Although the lactic acid titres reported here do not compare with established platform producers, such as B. coagulans and Lactobacillus sp., (Aulitto et al. 2019; Prasad et al. 2020) this study serves to demonstrate that, when cellulosic SSF is being considered, other thermophilic Bacillus spp. and Parageobacillus spp. should come into consideration. While titres of 202 g/L of lactic acid have been achieved from 20% (w/v) corn starch in an SSF using B. coagulans WCP10-4 (Wu et al. 2014), similar titres have yet to be achieved from cellulosic substrates. Patel et al. (2006) reported production of between 10.8 and 12.6 g/L of lactic acid from three strains of B. coagulans using 2% (w/v) crystalline cellulose in an SSF with 5 FPU/g cellulose at 50 °C and pH 5.0. While the lactic acid tolerance of B. smithii SA8Eth appears to be low, there is clearly strain to strain variability and tolerance could be improved through adaptive evolution. This would then allow the use of higher solid loadings, which for the cellulosic fraction of MSW is only limited by rheology.

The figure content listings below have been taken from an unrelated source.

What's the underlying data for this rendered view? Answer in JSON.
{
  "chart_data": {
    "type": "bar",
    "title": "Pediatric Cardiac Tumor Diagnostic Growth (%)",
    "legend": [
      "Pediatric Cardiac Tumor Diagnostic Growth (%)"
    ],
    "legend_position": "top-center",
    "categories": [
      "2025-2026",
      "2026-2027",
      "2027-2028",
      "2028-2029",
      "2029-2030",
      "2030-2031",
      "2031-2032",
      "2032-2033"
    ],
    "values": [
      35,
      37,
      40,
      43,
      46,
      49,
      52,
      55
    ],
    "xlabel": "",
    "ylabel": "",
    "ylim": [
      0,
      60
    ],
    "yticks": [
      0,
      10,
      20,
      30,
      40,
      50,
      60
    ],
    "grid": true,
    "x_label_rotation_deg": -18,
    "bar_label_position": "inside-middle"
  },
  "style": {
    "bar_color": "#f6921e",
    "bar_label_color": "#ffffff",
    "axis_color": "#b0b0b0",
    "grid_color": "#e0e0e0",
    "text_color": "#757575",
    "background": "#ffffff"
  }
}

Recent studies have reported the isolation of cellulolytic strains of B. coagulans (Aulitto et al. 2017) which suggest that it may even be possible to move towards consolidated bioprocessing as an alternative to SSF. However, realistically it will always be necessary to supplement with a cellulase at the start of the process, so the ability of a given host utilize the hydrolysis products under compatible environmental conditions is the most critical factor. In addition to growing well under the temperature and pH conditions that are optimal for cellulase activity, B. smithii has been previously reported as being able to utilize a wide range of C5 and C6 sugars, which is an valuable characteristic considering the complex composition of lignocellulose (Bosma et al. 2016). However, while the B. smithii genome contains a protein annotated as a putative 6-phospho-β-glucosidase (Genbank accession No. AKP48386.1), suggesting that it has the ability to import (presumably via a PTS transporter) and internally hydrolyse cellobiose, there is no genomic evidence for the ability to utilise other short chain oligosaccharides. Conversely, this is a feature that has been observed by some Parageobacillus spp. (Hussein et al. 2015), a capacity which could prove to be valuable for lignocellulosic SSF as it means that the substrate need not be hydrolysed to monomeric units before utilisation. Regardless, the preliminary work done here suggests that B. smithii is worthy of further investigation as a candidate host for lactic acid production from lignocellulosic SSF processes.

Conclusion

Simultaneous saccharification and fermentation for the production of commercially valuable compounds, such as lactic acid, is hindered by the fact that the operational temperature and pH of the celluloytic enzymes used for hydrolysis is incompatible with the growth and fermentation optima of most commonly used industrial microorganisms. This study expands the portfolio of thermophilic bacilli that can grow under pH and temperature conditions that are much more compatible with lignocellulosic SSF, many of which have not previously been investigated for this purpose. Further, to the best of our knowledge this is the first example in which either B. smithii or MSW pulp has been used for lactic acid production from SSF, which resulted in 5.1 g/L lactic acid after 53 h from 2% (w/v) pulp. This preliminary work represents the first step towards the development of a novel microbial host for lignocellulosic SSF.